Okay, der Titel ist etwas schwarz gemalt, aber bei dem aktuellem Entwurf den die CDU+FDP da vorgelegt haben kann man doch nur den Kopf schütteln wenn man nicht schön über der Kloschüssel hängt.”Leistungsschutzrecht”… allein der Name klingt mal wieder so typisch Deutsch xD

Offensichtlich geht es ja doch darum, Aggregatoren wie allem voran Google zur Kasse zu bitten, wenn diese in (Ultra-)Kurzfassungen Ihre Funde präsentieren. Da haben wohl einige Angst, diese 250 Zeichen würden den Lesern genügen um nicht mehr auf die Homepage zu klicken. Doch ich denke dann wird eben nur noch das an Information gezeigt, was Google & Co ohne zu Zahlen bekommen und wohl grad so für deren Index reicht.

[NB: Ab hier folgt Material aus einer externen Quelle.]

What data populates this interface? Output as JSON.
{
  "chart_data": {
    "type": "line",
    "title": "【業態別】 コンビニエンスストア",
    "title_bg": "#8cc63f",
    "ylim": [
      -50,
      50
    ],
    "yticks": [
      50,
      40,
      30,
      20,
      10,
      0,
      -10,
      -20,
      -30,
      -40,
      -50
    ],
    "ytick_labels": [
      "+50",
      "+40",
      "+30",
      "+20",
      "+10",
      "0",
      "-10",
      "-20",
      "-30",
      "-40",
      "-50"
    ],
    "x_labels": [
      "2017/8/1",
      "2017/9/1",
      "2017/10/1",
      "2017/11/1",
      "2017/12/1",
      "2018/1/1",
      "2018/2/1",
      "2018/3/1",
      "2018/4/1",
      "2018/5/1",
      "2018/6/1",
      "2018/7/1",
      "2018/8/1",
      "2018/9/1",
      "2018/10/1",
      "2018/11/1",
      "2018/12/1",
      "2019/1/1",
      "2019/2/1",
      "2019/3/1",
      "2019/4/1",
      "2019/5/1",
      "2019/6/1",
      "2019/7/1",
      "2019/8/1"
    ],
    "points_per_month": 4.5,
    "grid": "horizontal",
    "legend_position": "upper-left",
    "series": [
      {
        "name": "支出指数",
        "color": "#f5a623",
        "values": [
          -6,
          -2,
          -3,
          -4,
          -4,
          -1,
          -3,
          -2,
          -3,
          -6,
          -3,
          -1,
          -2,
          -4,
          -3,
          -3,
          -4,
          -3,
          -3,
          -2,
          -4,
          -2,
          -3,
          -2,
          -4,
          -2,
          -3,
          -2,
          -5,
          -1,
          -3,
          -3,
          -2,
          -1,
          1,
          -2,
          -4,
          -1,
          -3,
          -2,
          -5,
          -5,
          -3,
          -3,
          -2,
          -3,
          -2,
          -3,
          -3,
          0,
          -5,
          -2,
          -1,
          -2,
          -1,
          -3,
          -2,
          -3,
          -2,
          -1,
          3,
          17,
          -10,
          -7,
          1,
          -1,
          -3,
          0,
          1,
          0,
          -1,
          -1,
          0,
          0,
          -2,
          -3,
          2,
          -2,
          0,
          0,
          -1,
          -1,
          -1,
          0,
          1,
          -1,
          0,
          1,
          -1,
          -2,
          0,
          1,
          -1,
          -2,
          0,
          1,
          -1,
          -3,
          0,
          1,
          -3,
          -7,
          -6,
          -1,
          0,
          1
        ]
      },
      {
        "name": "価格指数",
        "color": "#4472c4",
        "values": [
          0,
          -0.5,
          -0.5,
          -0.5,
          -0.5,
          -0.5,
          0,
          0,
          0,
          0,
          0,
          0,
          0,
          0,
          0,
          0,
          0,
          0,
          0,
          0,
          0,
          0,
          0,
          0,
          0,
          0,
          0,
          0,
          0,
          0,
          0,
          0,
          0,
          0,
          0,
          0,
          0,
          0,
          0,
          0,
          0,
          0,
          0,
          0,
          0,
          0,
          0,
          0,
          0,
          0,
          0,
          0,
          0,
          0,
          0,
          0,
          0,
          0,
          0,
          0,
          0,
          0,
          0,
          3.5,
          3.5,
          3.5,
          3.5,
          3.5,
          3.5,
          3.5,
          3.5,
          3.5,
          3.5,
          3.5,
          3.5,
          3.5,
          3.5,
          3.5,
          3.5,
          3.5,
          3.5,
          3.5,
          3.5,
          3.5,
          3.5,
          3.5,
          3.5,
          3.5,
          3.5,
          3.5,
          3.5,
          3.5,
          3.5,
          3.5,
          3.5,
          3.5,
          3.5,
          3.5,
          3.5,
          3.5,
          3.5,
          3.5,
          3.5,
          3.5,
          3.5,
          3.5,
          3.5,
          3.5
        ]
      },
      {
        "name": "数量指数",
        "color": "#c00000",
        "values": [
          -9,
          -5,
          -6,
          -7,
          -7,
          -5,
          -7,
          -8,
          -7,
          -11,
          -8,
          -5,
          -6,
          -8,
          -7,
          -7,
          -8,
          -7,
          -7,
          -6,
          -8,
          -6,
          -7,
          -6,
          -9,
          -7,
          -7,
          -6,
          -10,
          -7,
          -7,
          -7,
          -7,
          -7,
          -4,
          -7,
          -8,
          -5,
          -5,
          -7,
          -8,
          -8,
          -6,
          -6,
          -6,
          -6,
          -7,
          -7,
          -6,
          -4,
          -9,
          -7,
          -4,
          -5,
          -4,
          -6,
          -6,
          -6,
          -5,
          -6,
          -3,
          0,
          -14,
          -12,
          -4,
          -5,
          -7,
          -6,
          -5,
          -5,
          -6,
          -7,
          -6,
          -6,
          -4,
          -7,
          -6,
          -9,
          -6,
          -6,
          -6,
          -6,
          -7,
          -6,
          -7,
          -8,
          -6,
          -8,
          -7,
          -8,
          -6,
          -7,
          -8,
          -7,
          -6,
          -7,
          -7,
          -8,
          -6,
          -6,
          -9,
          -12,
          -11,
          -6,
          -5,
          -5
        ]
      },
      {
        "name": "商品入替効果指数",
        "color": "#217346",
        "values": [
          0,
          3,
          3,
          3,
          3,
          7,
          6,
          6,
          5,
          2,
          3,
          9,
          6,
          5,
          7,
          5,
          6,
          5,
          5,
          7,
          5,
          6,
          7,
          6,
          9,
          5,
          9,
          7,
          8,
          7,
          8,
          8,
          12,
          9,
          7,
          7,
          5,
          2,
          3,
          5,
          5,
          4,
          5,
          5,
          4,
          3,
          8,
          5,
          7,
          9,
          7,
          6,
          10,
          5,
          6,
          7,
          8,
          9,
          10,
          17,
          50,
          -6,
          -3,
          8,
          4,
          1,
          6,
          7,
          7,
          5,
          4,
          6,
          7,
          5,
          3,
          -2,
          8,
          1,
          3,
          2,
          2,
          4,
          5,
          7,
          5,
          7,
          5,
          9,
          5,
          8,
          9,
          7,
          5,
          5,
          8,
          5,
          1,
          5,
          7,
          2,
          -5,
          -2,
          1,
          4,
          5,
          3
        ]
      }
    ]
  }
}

Leidtragend sind dann aber der die Privaten Nutzern: Mit ner Google-Ad bin ich gewerbliche Blogger und wenn ich ähnliche Formulierungen im Titel hab wie eine Zeitung bin ich der nächste Guttenberg. Der LawBlog hat es schön Formuliert: “Das Papier ist ein Konjunkturprogramm für Rechtsanwälte. Gleichzeitig ist es ein Kniefall vor der Verlegerlobby.” Abmahnwe…tsunami ich hör dich rauschen.

Bleibt nur zu hoffen das das BVG da einen Riegel vorschiebt oder Verlage, die jetzt schon erkannt haben, das Google ihnen Leser zuspielt, nicht weiter mitspielen.